We pray for wisdom, Your voice to hear
We cry in anger when we cannot feel You near
We doubt Your goodness, we doubt Your love
As if every promise from Your Word is not enough

And all the while You hear each desperate plea
And long that we'd have faith to believe

Cause what if Your blessings come through raindrops
What if Your healing comes through tears?
What if a thousand sleepless nights
Are what it takes to know You’re near?

And what if trials of this life
Are Your mercies in disguise

When friends betray us, when darkness seems to win
We know the pain reminds this heart
That this is not, this is not our home
It's not our home

Cause what if Your blessings come through raindrops
What if Your healing comes through tears?
And what if a thousand sleepless nights
Are what it takes to know You’re near?

What if my greatest disappointments
Or the aching of this life
Is the revealing of a greater thirst
This world can’t satisfy?

And what if trials of this life
The rain, the storms, the hardest nights
Are Your mercies in disguise?

03 July 2011

Are You Alive In There?

Much of my thought life in the past four months has been consumed with Brennan's sleep patterns. I suppose this is the life of any mother whose child isn't one of those champion snoozers.

Starting the week before our move, Brennan started waking up every couple hours at night and would not go back to sleep without nursing. Eventually, I got to the point where I was so tired in the middle of the night that I would just keep him in bed with me instead of putting him back on his own little palette on the floor (because we'd already packed up the crib and his pack and play).

Let me just say, in retrospect:

that

was

a bad,

bad,

bad idea.

It led to poor sleeping habits, but again, I was exhausted from the constant awakening.

After we settled in a bit here at our new home, I decided that this just could not continue.

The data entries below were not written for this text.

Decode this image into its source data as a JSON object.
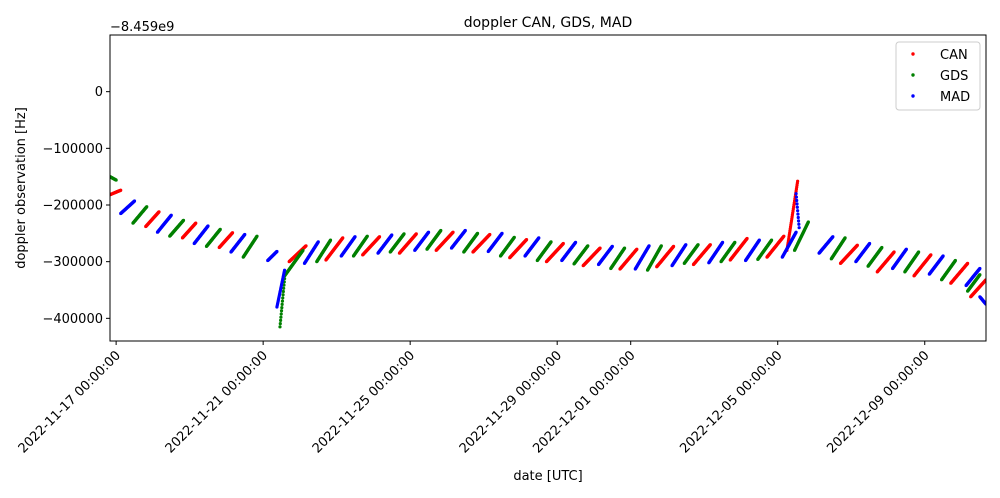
{
  "chart_data": {
    "type": "scatter",
    "title": "doppler CAN, GDS, MAD",
    "xlabel": "date [UTC]",
    "ylabel": "doppler observation [Hz]",
    "offset_text": "−8.459e9",
    "x_range": [
      "2022-11-16 20:00:00",
      "2022-12-10 16:00:00"
    ],
    "ylim": [
      -440000,
      100000
    ],
    "x_ticks": [
      "2022-11-17 00:00:00",
      "2022-11-21 00:00:00",
      "2022-11-25 00:00:00",
      "2022-11-29 00:00:00",
      "2022-12-01 00:00:00",
      "2022-12-05 00:00:00",
      "2022-12-09 00:00:00"
    ],
    "y_ticks": [
      0,
      -100000,
      -200000,
      -300000,
      -400000
    ],
    "y_tick_labels": [
      "0",
      "−100000",
      "−200000",
      "−300000",
      "−400000"
    ],
    "grid": false,
    "legend_position": "top-right",
    "series": [
      {
        "name": "CAN",
        "color": "#ff0000",
        "passes": [
          {
            "start": "2022-11-16 19:50",
            "end": "2022-11-17 03:00",
            "y0": -182000,
            "y1": -174000
          },
          {
            "start": "2022-11-17 19:20",
            "end": "2022-11-18 04:00",
            "y0": -238000,
            "y1": -212000
          },
          {
            "start": "2022-11-18 19:20",
            "end": "2022-11-19 04:00",
            "y0": -258000,
            "y1": -232000
          },
          {
            "start": "2022-11-19 19:20",
            "end": "2022-11-20 04:00",
            "y0": -275000,
            "y1": -249000
          },
          {
            "start": "2022-11-21 17:00",
            "end": "2022-11-22 04:00",
            "y0": -300000,
            "y1": -272000
          },
          {
            "start": "2022-11-22 17:00",
            "end": "2022-11-23 04:00",
            "y0": -297000,
            "y1": -258000
          },
          {
            "start": "2022-11-23 17:00",
            "end": "2022-11-24 04:00",
            "y0": -288000,
            "y1": -256000
          },
          {
            "start": "2022-11-24 17:00",
            "end": "2022-11-25 04:00",
            "y0": -285000,
            "y1": -251000
          },
          {
            "start": "2022-11-25 17:00",
            "end": "2022-11-26 04:00",
            "y0": -280000,
            "y1": -248000
          },
          {
            "start": "2022-11-26 17:00",
            "end": "2022-11-27 04:00",
            "y0": -283000,
            "y1": -252000
          },
          {
            "start": "2022-11-27 17:00",
            "end": "2022-11-28 04:00",
            "y0": -293000,
            "y1": -261000
          },
          {
            "start": "2022-11-28 17:00",
            "end": "2022-11-29 04:00",
            "y0": -300000,
            "y1": -268000
          },
          {
            "start": "2022-11-29 17:00",
            "end": "2022-11-30 04:00",
            "y0": -307000,
            "y1": -276000
          },
          {
            "start": "2022-11-30 17:00",
            "end": "2022-12-01 04:00",
            "y0": -313000,
            "y1": -278000
          },
          {
            "start": "2022-12-01 17:00",
            "end": "2022-12-02 04:00",
            "y0": -309000,
            "y1": -273000
          },
          {
            "start": "2022-12-02 17:00",
            "end": "2022-12-03 04:00",
            "y0": -305000,
            "y1": -270000
          },
          {
            "start": "2022-12-03 17:00",
            "end": "2022-12-04 04:00",
            "y0": -297000,
            "y1": -259000
          },
          {
            "start": "2022-12-04 17:00",
            "end": "2022-12-05 04:00",
            "y0": -292000,
            "y1": -255000
          },
          {
            "start": "2022-12-05 06:00",
            "end": "2022-12-05 13:00",
            "y0": -280000,
            "y1": -158000
          },
          {
            "start": "2022-12-06 17:00",
            "end": "2022-12-07 04:00",
            "y0": -303000,
            "y1": -271000
          },
          {
            "start": "2022-12-07 17:00",
            "end": "2022-12-08 04:00",
            "y0": -318000,
            "y1": -283000
          },
          {
            "start": "2022-12-08 17:00",
            "end": "2022-12-09 04:00",
            "y0": -325000,
            "y1": -288000
          },
          {
            "start": "2022-12-09 17:00",
            "end": "2022-12-10 04:00",
            "y0": -338000,
            "y1": -303000
          },
          {
            "start": "2022-12-10 06:00",
            "end": "2022-12-10 16:00",
            "y0": -362000,
            "y1": -332000
          }
        ]
      },
      {
        "name": "GDS",
        "color": "#008000",
        "passes": [
          {
            "start": "2022-11-16 20:00",
            "end": "2022-11-17 00:00",
            "y0": -150000,
            "y1": -156000
          },
          {
            "start": "2022-11-17 11:00",
            "end": "2022-11-17 20:00",
            "y0": -232000,
            "y1": -203000
          },
          {
            "start": "2022-11-18 11:00",
            "end": "2022-11-18 20:00",
            "y0": -255000,
            "y1": -227000
          },
          {
            "start": "2022-11-19 11:00",
            "end": "2022-11-19 20:00",
            "y0": -273000,
            "y1": -243000
          },
          {
            "start": "2022-11-20 11:00",
            "end": "2022-11-20 20:00",
            "y0": -292000,
            "y1": -255000
          },
          {
            "start": "2022-11-21 11:00",
            "end": "2022-11-21 14:00",
            "y0": -415000,
            "y1": -330000
          },
          {
            "start": "2022-11-21 14:00",
            "end": "2022-11-22 02:00",
            "y0": -325000,
            "y1": -280000
          },
          {
            "start": "2022-11-22 11:00",
            "end": "2022-11-22 20:00",
            "y0": -300000,
            "y1": -262000
          },
          {
            "start": "2022-11-23 11:00",
            "end": "2022-11-23 20:00",
            "y0": -290000,
            "y1": -255000
          },
          {
            "start": "2022-11-24 11:00",
            "end": "2022-11-24 20:00",
            "y0": -283000,
            "y1": -251000
          },
          {
            "start": "2022-11-25 11:00",
            "end": "2022-11-25 20:00",
            "y0": -278000,
            "y1": -245000
          },
          {
            "start": "2022-11-26 11:00",
            "end": "2022-11-26 20:00",
            "y0": -283000,
            "y1": -250000
          },
          {
            "start": "2022-11-27 11:00",
            "end": "2022-11-27 20:00",
            "y0": -290000,
            "y1": -257000
          },
          {
            "start": "2022-11-28 11:00",
            "end": "2022-11-28 20:00",
            "y0": -298000,
            "y1": -265000
          },
          {
            "start": "2022-11-29 11:00",
            "end": "2022-11-29 20:00",
            "y0": -304000,
            "y1": -272000
          },
          {
            "start": "2022-11-30 11:00",
            "end": "2022-11-30 20:00",
            "y0": -312000,
            "y1": -276000
          },
          {
            "start": "2022-12-01 11:00",
            "end": "2022-12-01 20:00",
            "y0": -315000,
            "y1": -272000
          },
          {
            "start": "2022-12-02 11:00",
            "end": "2022-12-02 20:00",
            "y0": -303000,
            "y1": -270000
          },
          {
            "start": "2022-12-03 11:00",
            "end": "2022-12-03 20:00",
            "y0": -300000,
            "y1": -266000
          },
          {
            "start": "2022-12-04 11:00",
            "end": "2022-12-04 20:00",
            "y0": -296000,
            "y1": -262000
          },
          {
            "start": "2022-12-05 11:00",
            "end": "2022-12-05 20:00",
            "y0": -280000,
            "y1": -230000
          },
          {
            "start": "2022-12-06 11:00",
            "end": "2022-12-06 20:00",
            "y0": -295000,
            "y1": -258000
          },
          {
            "start": "2022-12-07 11:00",
            "end": "2022-12-07 20:00",
            "y0": -308000,
            "y1": -275000
          },
          {
            "start": "2022-12-08 11:00",
            "end": "2022-12-08 20:00",
            "y0": -318000,
            "y1": -283000
          },
          {
            "start": "2022-12-09 11:00",
            "end": "2022-12-09 20:00",
            "y0": -332000,
            "y1": -298000
          },
          {
            "start": "2022-12-10 04:00",
            "end": "2022-12-10 12:00",
            "y0": -352000,
            "y1": -323000
          }
        ]
      },
      {
        "name": "MAD",
        "color": "#0000ff",
        "passes": [
          {
            "start": "2022-11-17 03:00",
            "end": "2022-11-17 12:00",
            "y0": -215000,
            "y1": -193000
          },
          {
            "start": "2022-11-18 03:00",
            "end": "2022-11-18 12:00",
            "y0": -248000,
            "y1": -218000
          },
          {
            "start": "2022-11-19 03:00",
            "end": "2022-11-19 12:00",
            "y0": -268000,
            "y1": -237000
          },
          {
            "start": "2022-11-20 03:00",
            "end": "2022-11-20 12:00",
            "y0": -283000,
            "y1": -252000
          },
          {
            "start": "2022-11-21 03:00",
            "end": "2022-11-21 09:00",
            "y0": -298000,
            "y1": -282000
          },
          {
            "start": "2022-11-21 09:00",
            "end": "2022-11-21 14:00",
            "y0": -380000,
            "y1": -315000
          },
          {
            "start": "2022-11-22 03:00",
            "end": "2022-11-22 12:00",
            "y0": -303000,
            "y1": -265000
          },
          {
            "start": "2022-11-23 03:00",
            "end": "2022-11-23 12:00",
            "y0": -290000,
            "y1": -256000
          },
          {
            "start": "2022-11-24 03:00",
            "end": "2022-11-24 12:00",
            "y0": -285000,
            "y1": -253000
          },
          {
            "start": "2022-11-25 03:00",
            "end": "2022-11-25 12:00",
            "y0": -280000,
            "y1": -248000
          },
          {
            "start": "2022-11-26 03:00",
            "end": "2022-11-26 12:00",
            "y0": -276000,
            "y1": -245000
          },
          {
            "start": "2022-11-27 03:00",
            "end": "2022-11-27 12:00",
            "y0": -282000,
            "y1": -250000
          },
          {
            "start": "2022-11-28 03:00",
            "end": "2022-11-28 12:00",
            "y0": -290000,
            "y1": -258000
          },
          {
            "start": "2022-11-29 03:00",
            "end": "2022-11-29 12:00",
            "y0": -298000,
            "y1": -266000
          },
          {
            "start": "2022-11-30 03:00",
            "end": "2022-11-30 12:00",
            "y0": -305000,
            "y1": -273000
          },
          {
            "start": "2022-12-01 03:00",
            "end": "2022-12-01 12:00",
            "y0": -313000,
            "y1": -272000
          },
          {
            "start": "2022-12-02 03:00",
            "end": "2022-12-02 12:00",
            "y0": -307000,
            "y1": -270000
          },
          {
            "start": "2022-12-03 03:00",
            "end": "2022-12-03 12:00",
            "y0": -302000,
            "y1": -266000
          },
          {
            "start": "2022-12-04 03:00",
            "end": "2022-12-04 12:00",
            "y0": -298000,
            "y1": -262000
          },
          {
            "start": "2022-12-05 03:00",
            "end": "2022-12-05 12:00",
            "y0": -292000,
            "y1": -248000
          },
          {
            "start": "2022-12-05 12:00",
            "end": "2022-12-05 14:00",
            "y0": -180000,
            "y1": -240000
          },
          {
            "start": "2022-12-06 03:00",
            "end": "2022-12-06 12:00",
            "y0": -285000,
            "y1": -256000
          },
          {
            "start": "2022-12-07 03:00",
            "end": "2022-12-07 12:00",
            "y0": -300000,
            "y1": -268000
          },
          {
            "start": "2022-12-08 03:00",
            "end": "2022-12-08 12:00",
            "y0": -312000,
            "y1": -278000
          },
          {
            "start": "2022-12-09 03:00",
            "end": "2022-12-09 12:00",
            "y0": -322000,
            "y1": -290000
          },
          {
            "start": "2022-12-10 03:00",
            "end": "2022-12-10 12:00",
            "y0": -342000,
            "y1": -312000
          },
          {
            "start": "2022-12-10 12:00",
            "end": "2022-12-10 16:00",
            "y0": -362000,
            "y1": -375000
          }
        ]
      }
    ]
  }
}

Nich and I were perpetually tired, and although I am able to function remarkably well on little sleep, Nich was having to consume copious amounts of caffeine in order to feel alert at work. After discussing with Nich what we were and weren't okay with (such as letting Brennan cry himself to sleep - not okay with us), I began researching various books and sleeping aids online. I settled on Elizabeth Pantley's No Cry Sleep Solution (and can I just say that I love Amazon Mom and the Amazon Prime shipping privileges that come with it?). The book arrived, I read it cover to cover in two days, made up our bedtime routine, and began implementing it.

I won't stay that it was an immediate, miraculous change, and we've had to adjust the routine (eliminating elements that didn't work, keeping what did), but what a difference from that first 24-hour period where I had to log Brennan's sleeping as we began the Pantley method. I didn't realize quite how little he was sleeping throughout a 24-hour period until I looked at the log. Overnight, he was really only sleeping about six hours, and then he would only take 3 45 minutes to hour-and-a-half-long naps during the day. Definitely not enough sleep for a little guy!

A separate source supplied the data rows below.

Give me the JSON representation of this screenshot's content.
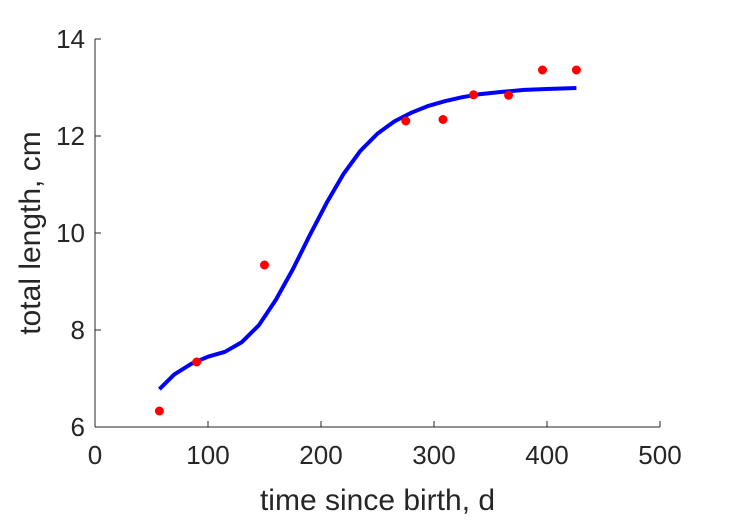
{
  "chart_data": {
    "type": "scatter",
    "title": "",
    "xlabel": "time since birth, d",
    "ylabel": "total length, cm",
    "xlim": [
      0,
      500
    ],
    "ylim": [
      6,
      14
    ],
    "x_ticks": [
      0,
      100,
      200,
      300,
      400,
      500
    ],
    "y_ticks": [
      6,
      8,
      10,
      12,
      14
    ],
    "grid": false,
    "box": false,
    "colors": {
      "points": "#ff0000",
      "fit": "#0000ff",
      "axis": "#262626"
    },
    "series": [
      {
        "type": "scatter",
        "points": [
          [
            57,
            6.33
          ],
          [
            90,
            7.34
          ],
          [
            150,
            9.34
          ],
          [
            275,
            12.31
          ],
          [
            308,
            12.34
          ],
          [
            335,
            12.85
          ],
          [
            366,
            12.84
          ],
          [
            396,
            13.36
          ],
          [
            426,
            13.36
          ]
        ]
      },
      {
        "type": "line",
        "points": [
          [
            57,
            6.78
          ],
          [
            70,
            7.08
          ],
          [
            85,
            7.3
          ],
          [
            100,
            7.45
          ],
          [
            115,
            7.55
          ],
          [
            130,
            7.75
          ],
          [
            145,
            8.1
          ],
          [
            160,
            8.62
          ],
          [
            175,
            9.25
          ],
          [
            190,
            9.95
          ],
          [
            205,
            10.62
          ],
          [
            220,
            11.22
          ],
          [
            235,
            11.7
          ],
          [
            250,
            12.05
          ],
          [
            265,
            12.3
          ],
          [
            280,
            12.48
          ],
          [
            295,
            12.62
          ],
          [
            310,
            12.72
          ],
          [
            325,
            12.8
          ],
          [
            340,
            12.86
          ],
          [
            360,
            12.91
          ],
          [
            380,
            12.95
          ],
          [
            400,
            12.97
          ],
          [
            426,
            12.99
          ]
        ]
      }
    ]
  }
}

Now, four weeks later, he's doing so much better. The book recommends doing the sleep log every 10 days to encourage yourself, but we began seeing results within a few days so I didn't feel I really needed the extra motivation. We hit a couple bumps in the road (when we derailed from the bedtime routine), but now that we've seen the importance of keeping said routine, we're all much better rested.

Last night, Brennan slept six hours straight, woke up to marathon-nurse, and slept another four hours. He woke up for the day at 6 (at which point I was happy to wake up with him, since I was well-rested as well), nursed and played, and went down for another nap at 8:45. It is currently 11:12 and he is still fast asleep.

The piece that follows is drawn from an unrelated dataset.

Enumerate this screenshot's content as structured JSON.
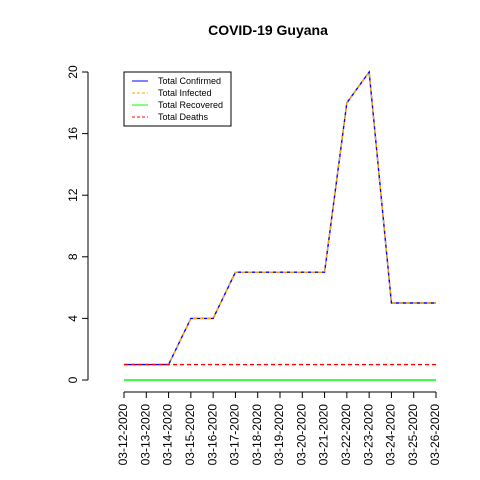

When he was little (ha, ha), I would peer over the side of his pack and play bassinet in our room at night to make sure he was still breathing, because all the ominous warnings about SIDS and suffocation from the hospital were fresh in my mind. This morning, I found myself going into the nursery to stare at his belly to make sure he was breathing.

I never thought "Are you alive in there?" would be a good question to ask about your baby, but in a way, it really, really is.